By systematically addressing these aspects, researchers can reconcile conflicting data and develop a more nuanced understanding of the metal specificity profile of the S. pombe C17A12.14 transporter. This approach acknowledges that apparent conflicts may reflect real biological complexity rather than experimental error, as metal transporters often exhibit overlapping specificities influenced by cellular context.

What are the promising avenues for applying knowledge about S. pombe C17A12.14 to environmental bioremediation research?

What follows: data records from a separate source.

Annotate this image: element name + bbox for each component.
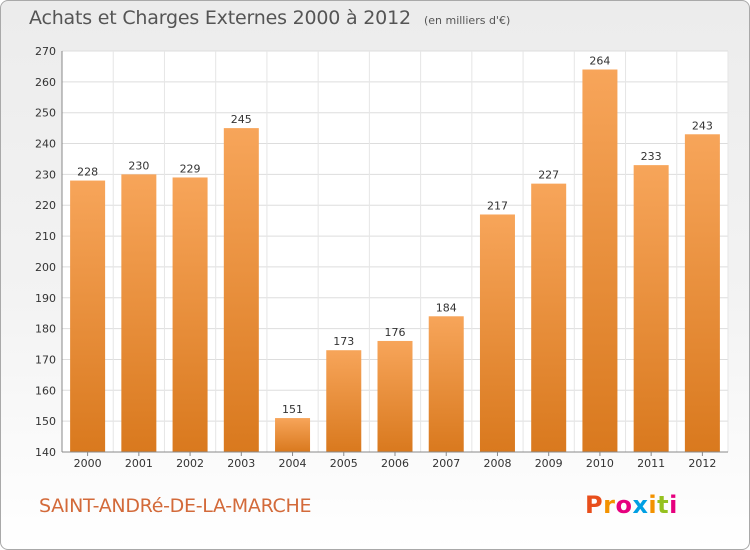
bar[interactable] [70, 180, 106, 453]
bar[interactable] [121, 174, 157, 452]
logo-letter: P [585, 491, 604, 519]
x-tick-label: 2007 [432, 457, 460, 470]
title-row: Achats et Charges Externes 2000 à 2012 (… [29, 7, 510, 29]
y-tick-label: 270 [35, 45, 56, 58]
x-tick-label: 2010 [586, 457, 614, 470]
y-tick-label: 200 [35, 261, 56, 274]
value-label: 245 [231, 113, 252, 126]
proxiti-logo[interactable]: Proxiti [585, 491, 678, 519]
logo-letter: o [615, 491, 633, 519]
y-tick-label: 160 [35, 384, 56, 397]
x-tick-label: 2011 [637, 457, 665, 470]
y-tick-label: 260 [35, 76, 56, 89]
x-tick-label: 2009 [535, 457, 563, 470]
y-tick-label: 250 [35, 107, 56, 120]
x-tick-label: 2006 [381, 457, 409, 470]
logo-letter: t [657, 491, 670, 519]
axes: 140 150 160 170 180 190 200 210 220 230 240 250 260 2… [35, 45, 728, 470]
bar[interactable] [377, 340, 413, 452]
value-label: 227 [538, 169, 559, 182]
bar[interactable] [633, 165, 669, 452]
bar[interactable] [531, 183, 567, 452]
chart-title: Achats et Charges Externes 2000 à 2012 [29, 7, 411, 29]
value-label: 233 [641, 150, 662, 163]
logo-letter: i [669, 491, 678, 519]
x-tick-label: 2000 [74, 457, 102, 470]
bar[interactable] [326, 350, 362, 452]
bar[interactable] [172, 177, 208, 452]
x-tick-label: 2005 [330, 457, 358, 470]
y-tick-label: 170 [35, 353, 56, 366]
value-label: 229 [180, 162, 201, 175]
value-label: 184 [436, 301, 457, 314]
x-tick-label: 2001 [125, 457, 153, 470]
commune-name: SAINT-ANDRé-DE-LA-MARCHE [39, 495, 312, 517]
bar[interactable] [582, 69, 618, 452]
logo-letter: r [603, 491, 616, 519]
y-tick-label: 210 [35, 230, 56, 243]
chart-subtitle: (en milliers d'€) [423, 14, 511, 27]
logo-letter: i [648, 491, 658, 519]
bar[interactable] [428, 316, 464, 452]
bar[interactable] [275, 418, 311, 452]
value-label: 151 [282, 403, 303, 416]
y-tick-label: 230 [35, 168, 56, 181]
bars: 228 230 229 245 151 173 176 184 217 227 264 233 243 [70, 55, 720, 453]
y-tick-label: 190 [35, 292, 56, 305]
value-label: 230 [128, 159, 149, 172]
logo-letter: x [632, 491, 649, 519]
x-tick-label: 2004 [279, 457, 307, 470]
x-tick-label: 2003 [227, 457, 255, 470]
bar[interactable] [479, 214, 515, 452]
value-label: 228 [77, 166, 98, 179]
x-tick-label: 2008 [483, 457, 511, 470]
value-label: 176 [385, 326, 406, 339]
x-tick-label: 2002 [176, 457, 204, 470]
y-tick-label: 150 [35, 415, 56, 428]
bar[interactable] [684, 134, 720, 453]
bar[interactable] [223, 128, 259, 452]
y-tick-label: 180 [35, 323, 56, 336]
value-label: 264 [589, 55, 610, 68]
y-tick-label: 220 [35, 199, 56, 212]
x-tick-label: 2012 [688, 457, 716, 470]
value-label: 217 [487, 199, 508, 212]
value-label: 173 [333, 335, 354, 348]
y-tick-label: 140 [35, 446, 56, 459]
y-tick-label: 240 [35, 138, 56, 151]
value-label: 243 [692, 119, 713, 132]
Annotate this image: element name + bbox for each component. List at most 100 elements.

Several promising research avenues exist for applying knowledge about S. pombe C17A12.14 to environmental bioremediation:

• Engineered Bioremediating Organisms:

  • Overexpression of C17A12.14 in metal-accumulating organisms

  • Creation of synthetic microbial consortia with enhanced metal uptake capabilities

  • Development of biosensor systems using C17A12.14 promoter regions to detect bioavailable metals

• Enhanced Phytoremediation Systems:

  • Transfer of C17A12.14 or optimized variants into plants used for phytoremediation

  • Integration with phytochelatin-dependent pathways already present in plants

  • Cross-species comparative analysis to identify optimal transporter variants for specific metals

• Bioremediation Process Optimization:

  • Characterization of optimal environmental conditions (pH, temperature, competing ions) for C17A12.14 function

  • Development of immobilized cell systems expressing C17A12.14 for continuous bioremediation

  • Design of bioreactors optimized for metal sequestration via C17A12.14-mediated transport

• Molecular Mechanism Elucidation for Biotechnological Applications:

  • Structure-function analysis to identify critical residues determining metal specificity

  • Protein engineering to enhance selectivity for specific toxic metals

  • Computational modeling to predict transporters with optimal properties for target pollutants

• Integration with Existing Metal Detoxification Pathways:

  • Studies combining C17A12.14 with phytochelatin synthesis and transport systems

  • Development of multi-component systems that enhance both uptake and sequestration

  • Metabolic engineering to increase glutathione production as precursor for phytochelatins

These research directions build upon the understanding that S. pombe uses a phytochelatin-dependent pathway as its main cadmium detoxification mechanism , potentially allowing for the development of more efficient bioremediation technologies that mimic or enhance natural detoxification processes. Success in these approaches would require detailed characterization of C17A12.14's metal transport kinetics, specificity, and regulation, combined with systems biology approaches to understand its interaction with other components of cellular metal homeostasis.